After I encountered inconsistent routing and began to build transparency of requests, I decided to implement Spring Cloud Gateway. But it is important to understand that stability and high availability of the application are not achieved through one technology, there is no so-called "silver bullet" that solves all problems at once. Spring Cloud Gateway did not give an instant or "magical" increase in availability, but played a role in achieving this indicator. The result was achieved through the coordinated and systematic work of all development teams. From the very beginning, working as a technical leader, I built processes in such a way as to minimize the likelihood of errors and hidden defects. And in case of their occurrence — to ensure the fastest possible response. It was then that we decided to grow our own SRE engineers within the team — and successfully implemented this direction. As a result, a combination of factors: the spread of event-driven architecture throughout the backend part of the remote banking platform, strong technical leadership, mature development and testing processes, as well as a competent choice of technologies — allowed us to reach very high availability indicators for a high-load banking application.

Nikita, you actively communicate with the professional community: you speak at specialized conferences, you are a member of the IEEE and Hackathon Raptors associations, which accept only highly qualified specialists who have already proven themselves. Are there any current trends in fintech development that you would call overrated, and what, on the contrary, is developing quietly, but will soon "shoot"?

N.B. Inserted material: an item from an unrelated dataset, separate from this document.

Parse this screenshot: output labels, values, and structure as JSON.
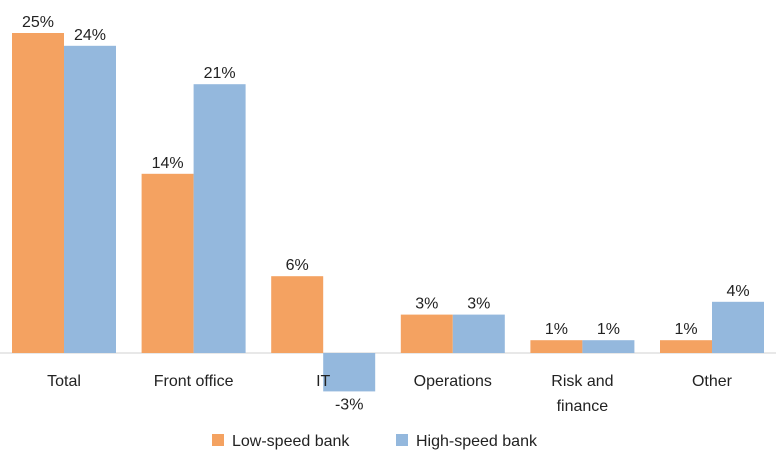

Yes, that's an interesting question. In my opinion, the direction of implementing LLM models in applications without a clear understanding of goals and limitations is currently very overrated. And this is true not only for the fintech industry, but for the entire IT industry as a whole. Most often it looks like this: "Let's add AI, because it's fashionable," — but at the same time, a real business problem is not solved. Yes, the technology is powerful, but it must be applied consciously, taking into account regulatory requirements, interpretability, and security. As a result of such ill-considered use of AI, we most often see beautiful demo versions and MVPs, but very little real benefit in production. But what, in my opinion, is underestimated and will definitely "shoot" in the near future, and in some places has already shot — is the spread of event-driven architectures and asynchronous event processing. Especially in banks, where everything used to be built on synchronous REST requests. Now, when the load is growing, and millions of operations are running in parallel, the transition to reactive approaches and the use of message brokers such as Apache Kafka or Pulsar is becoming not just a "plus", but in fact — a necessity. The trend is already noticeable: in many projects, event sourcing allows you to roll back to any recovery point, provide flexible auditing, and collect analytics close to real time without suffocating loads on databases. In addition, with this approach, there is no binding to a specific database — you can at any time configure the consumption of events from the broker to any suitable database, while changing the data structure. Another "quiet" trend, not so much related to development as to infrastructure, is the growing popularity of serverless approaches within corporations. Previously, this seemed to be the prerogative of startups, but now even large fintech companies are starting to actively use FaaS and lightweight containers to solve problems: from AML scenarios to report generation. All this speeds up time-to-market and provides flexibility — especially in conditions of limited budgets and small teams. So noise is not always an indicator of maturity, and vice versa — the most useful things often come quietly, but for a long time.